DETERRENT: Sudden changes and ad-hoc rules governing their operations may not be the best selling points
THE probability of a new foreign hypermarket player in the likes of Walmart, Costco and Metro entering Malaysia is close to nil.
A foreign player here not only has to adhere to stringent regulations on expansion and other requirements but brace itself for ad-hoc rules that most often than not involve extra costs.
Rules governing foreign hypermarket operations in Malaysia have changed numerous times since 2001, so much so that it is easy to lose count on those changes that have been made.
At present, the rules governing foreign hypermarkets in Malaysia come under The Guidelines on Foreign Participation in the Distributive Trade Services Malaysia 2004 (revised in 2010).
The guidelines, to name a few, require hypermarkets to be located beyond the 3.5km radius of a town centre, have a floor size larger than 5,000 sq metres and that only one hypermarket is allowed for every 250,000 population.
The initial rules by the then Domestic Trade and Consumer Affairs Ministry, coincidentally shortly after Tesco announced its entry into Malaysia, were to stop the death of sundry shops.
The ministry started receiving complaints that the expansion of foreign hypermarkets was to the detriment of the traditional mum-and-pop stores.
There were three other major foreign players already in the market at that time - Carrefour, Giant and Makro Cash & Carry.
So, for each new location identified for a new store, an impact study (roughly costing RM25,000) on the neighbourhood kedai runcit has to be conducted.
Ad-hoc rules, some later incorporated into the guidelines, were made when, for example, Tesco decided to operate its stores 24 hours.
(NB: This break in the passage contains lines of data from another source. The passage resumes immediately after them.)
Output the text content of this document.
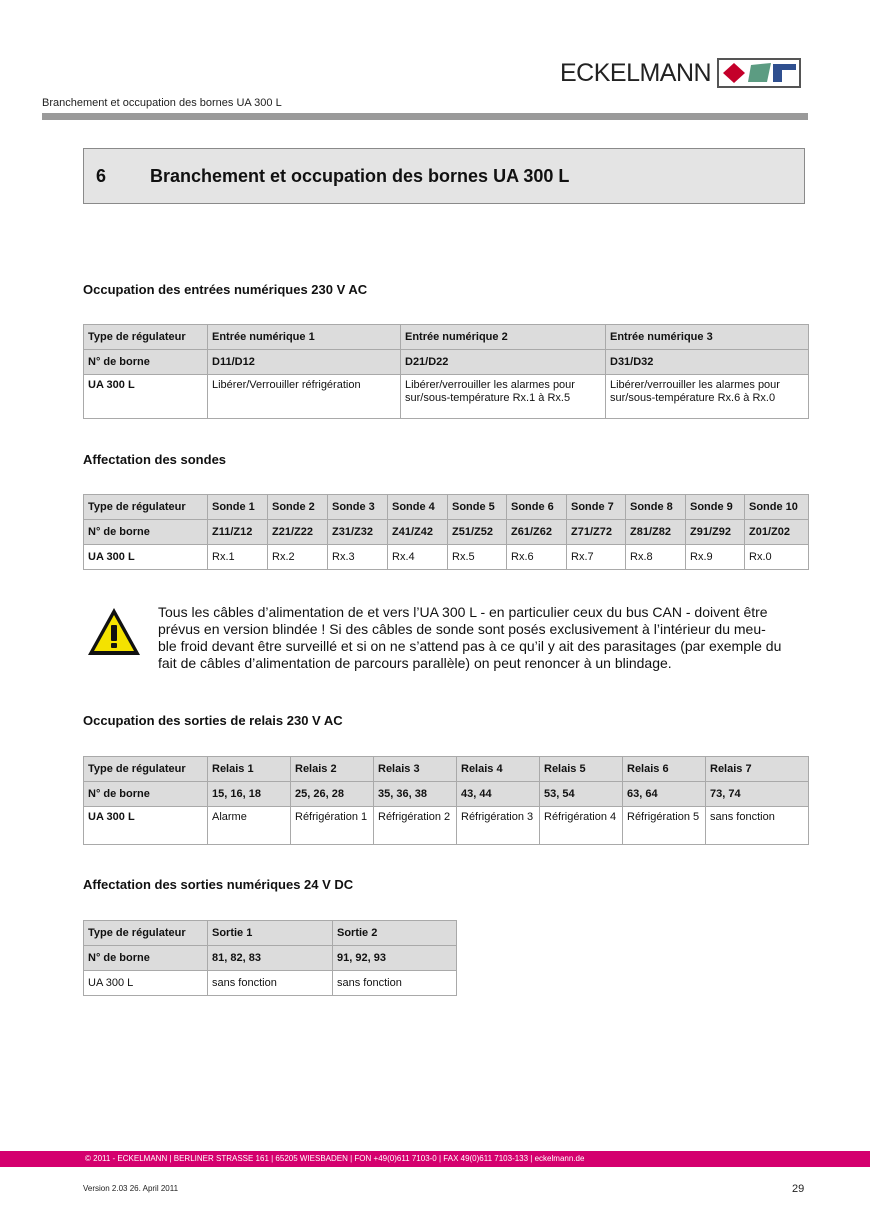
ECKELMANN
Branchement et occupation des bornes UA 300 L
6	Branchement et occupation des bornes UA 300 L
Occupation des entrées numériques 230 V AC
Type de régulateur	Entrée numérique 1	Entrée numérique 2	Entrée numérique 3
N° de borne	D11/D12	D21/D22	D31/D32
UA 300 L	Libérer/Verrouiller réfrigération	Libérer/verrouiller les alarmes pour sur/sous-température Rx.1 à Rx.5	Libérer/verrouiller les alarmes pour sur/sous-température Rx.6 à Rx.0
Affectation des sondes
Type de régulateur	Sonde 1	Sonde 2	Sonde 3	Sonde 4	Sonde 5	Sonde 6	Sonde 7	Sonde 8	Sonde 9	Sonde 10
N° de borne	Z11/Z12	Z21/Z22	Z31/Z32	Z41/Z42	Z51/Z52	Z61/Z62	Z71/Z72	Z81/Z82	Z91/Z92	Z01/Z02
UA 300 L	Rx.1	Rx.2	Rx.3	Rx.4	Rx.5	Rx.6	Rx.7	Rx.8	Rx.9	Rx.0
Tous les câbles d’alimentation de et vers l’UA 300 L - en particulier ceux du bus CAN - doivent être
prévus en version blindée ! Si des câbles de sonde sont posés exclusivement à l’intérieur du meu-
ble froid devant être surveillé et si on ne s’attend pas à ce qu’il y ait des parasitages (par exemple du
fait de câbles d’alimentation de parcours parallèle) on peut renoncer à un blindage.
Occupation des sorties de relais 230 V AC
Type de régulateur	Relais 1	Relais 2	Relais 3	Relais 4	Relais 5	Relais 6	Relais 7
N° de borne	15, 16, 18	25, 26, 28	35, 36, 38	43, 44	53, 54	63, 64	73, 74
UA 300 L	Alarme	Réfrigération 1	Réfrigération 2	Réfrigération 3	Réfrigération 4	Réfrigération 5	sans fonction
Affectation des sorties numériques 24 V DC
Type de régulateur	Sortie 1	Sortie 2
N° de borne	81, 82, 83	91, 92, 93
UA 300 L	sans fonction	sans fonction
© 2011 - ECKELMANN | BERLINER STRASSE 161 | 65205 WIESBADEN | FON +49(0)611 7103-0 | FAX 49(0)611 7103-133 | eckelmann.de
Version 2.03 26. April 2011	29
The ministry wasted no time in coming out to say that no foreign hypermarkets would be allowed to operate around the clock.
Several other rules were introduced along the way.
A five-year freeze on openings in certain location was imposed and about two years ago, the ministry decided that it would not issue new licences but simply swap old unused licences for new ones.
And then, there are other obligations that a hypermarket operator has to adhere to.
Each foreign player had to nurture and teach local small- and medium-sized enterprises (SMEs) how to label and package their products. In fact, a few years ago, it was not uncommon to hear that the more these hypermarkets helped the SMEs, the more brownie points a hypermarket got in terms of being considered for a new licence.
More recently, Tukar (small retailer transformation programme) was introduced.
Hypermarket operators are to help sundry shops to modernise and efficiently manage their stores to improve their competitiveness. Each hypermarket is required to pledge that it will transform a certain number of stores.
The most recent ruling is for the need to hold a public hearing when the population to hypermarket ratio is not met. While this appears to be a good solution as it allows the community to decide if they wanted a foreign hypermarket player in the locale, some local councils simply felt that they had no obligation to hold a public hearing.
This simply means you cannot open a store if they don't hear you out. And if a hearing is held, any expenses incurred are likely to be borne by the hypermarket operator.
Investment is not restricted to expansion but a player must be prepared to spend money on impact assessment, SME education, promoting local products and even the Tukar programme.
To be clear, only foreign hypermarket licences are granted by the ministry and only foreign players have to adhere to these guidelines.
There are no restrictions on where local hypermarket operators can open their stores nor where they can source their products from.
So, is it worth going through all this trouble and enter the market as a new player? Possibly not.
The best avenue to expand for a new entrant would be via acquisition of an existing chain.
Based on trend over the last decade, it is pretty safe to assume that more changes can be expected in the future to regulate the industry.